K-文化が世界人の心をひきつけ、文化コンテンツ産業まで新たな成長動力で浮上しています。
第二ベンチャーブームの普及は私たちの経済をよりダイナミックに変えています。
私たちの経済の驚くべき成長と共に、より肯定的な変化は、所得不平等と格差拡大の問題が絶えず改善されているということです。
⇒参照・引用元:『韓国 大統領府』公式サイト「2022年新年の挨拶」
「世界最高水準のイノベーション力」があるそうです。
(前略)
大韓民国は過去70年間、世界で最も成功した国となりました。第二次世界大戦後、途上国から先進国に入った唯一の国が大韓民国です。

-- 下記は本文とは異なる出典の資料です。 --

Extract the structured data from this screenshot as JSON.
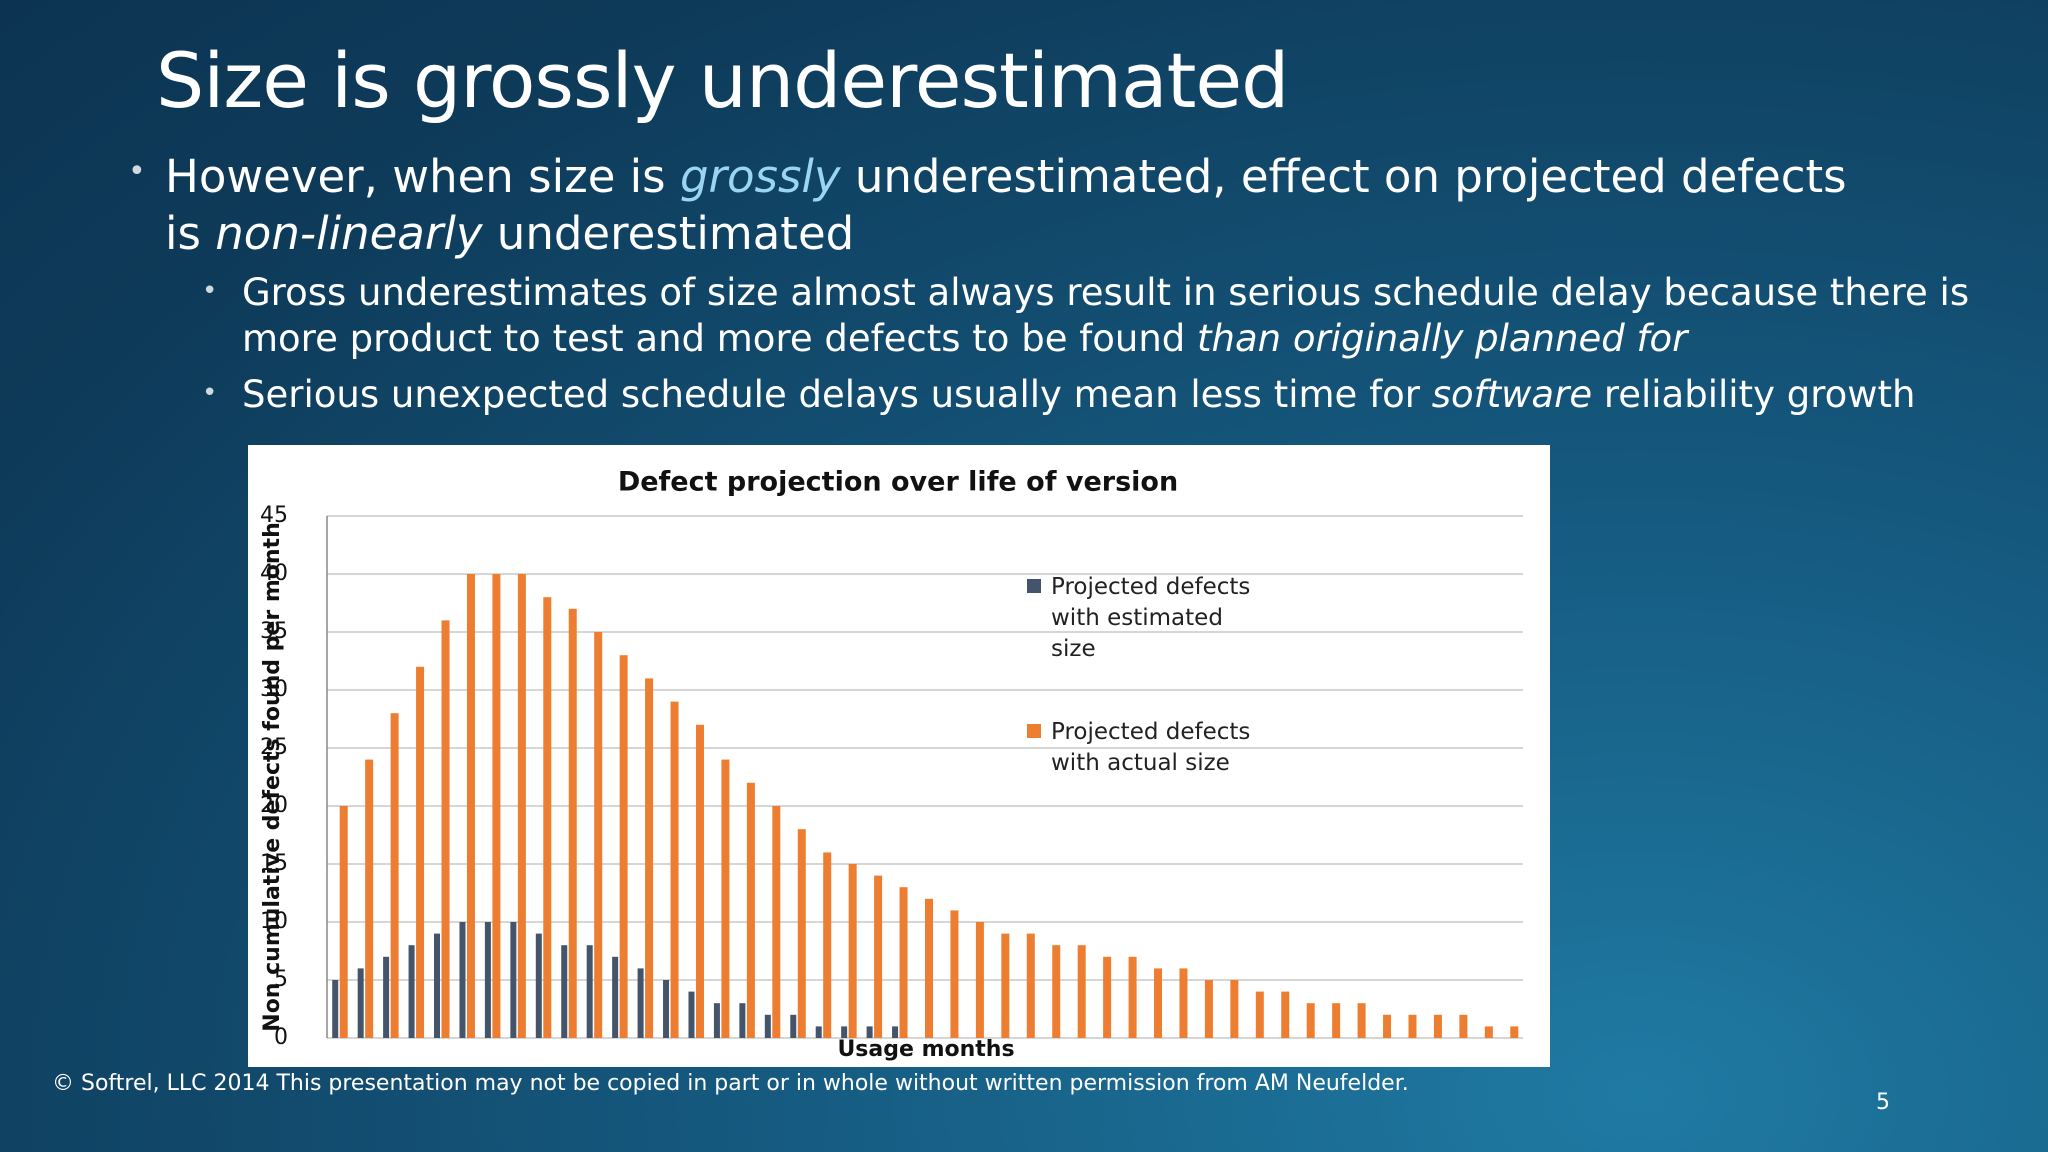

経済力、軍事力、外交力、文化力量など多方面で「世界Top10」国となりました。
アルファベット「K」が韓国を意味する修飾語になりました。
数多くのKが世界に羽ばたき、K-産業がグローバル市場を主導する時代を開いています。
誰も私たちの国民が成し遂げた国家的成就を否定したり、非難することはできないでしょう。
政府は、これまでに成し遂げた国家的達成が、次の政府でより大きな飛躍を遂げる基礎となるように、最後まで最善を尽くします。
⇒参照・引用元:『韓国 大統領府』公式サイト「2022年新年の挨拶」
「誰も私たちの国民が成し遂げた国家的成就を否定したり、非難することはできない」は、先にご紹介した「K-防疫が失敗したとか言うな」というのと同じ文脈で理解できます。文大統領の成果を否定したり、非難したりするなと言っているのです。
ちなみに、将来韓国が開発途上国に戻ったら、アルゼンチンに続いて「先進国になったものの開発途上国に転落した」世界二例目になるでしょう(現在の韓国が先進国かどうかはともかく)。
(前略)
今は、南と北の意志と協力が何よりも重要な時です。再会し、協力すれば国際社会も呼応するでしょう。
政府は機会を捉えて最後まで南北関係の正常化と後戻させない平和の道を模索し、次の政府でも対話の努力が続くことを願っています。
(後略)⇒参照・引用元:『韓国 大統領府』公式サイト「2022年新年の挨拶」
文大統領は現在押し進めている「朝鮮戦争の終結宣言」を諦めてはいません。「南北首脳が会えば国際社会も呼応する」などと述べています。
果たしてそうかは大いに疑問ですが、少なくとも文大統領はそう考えているのです。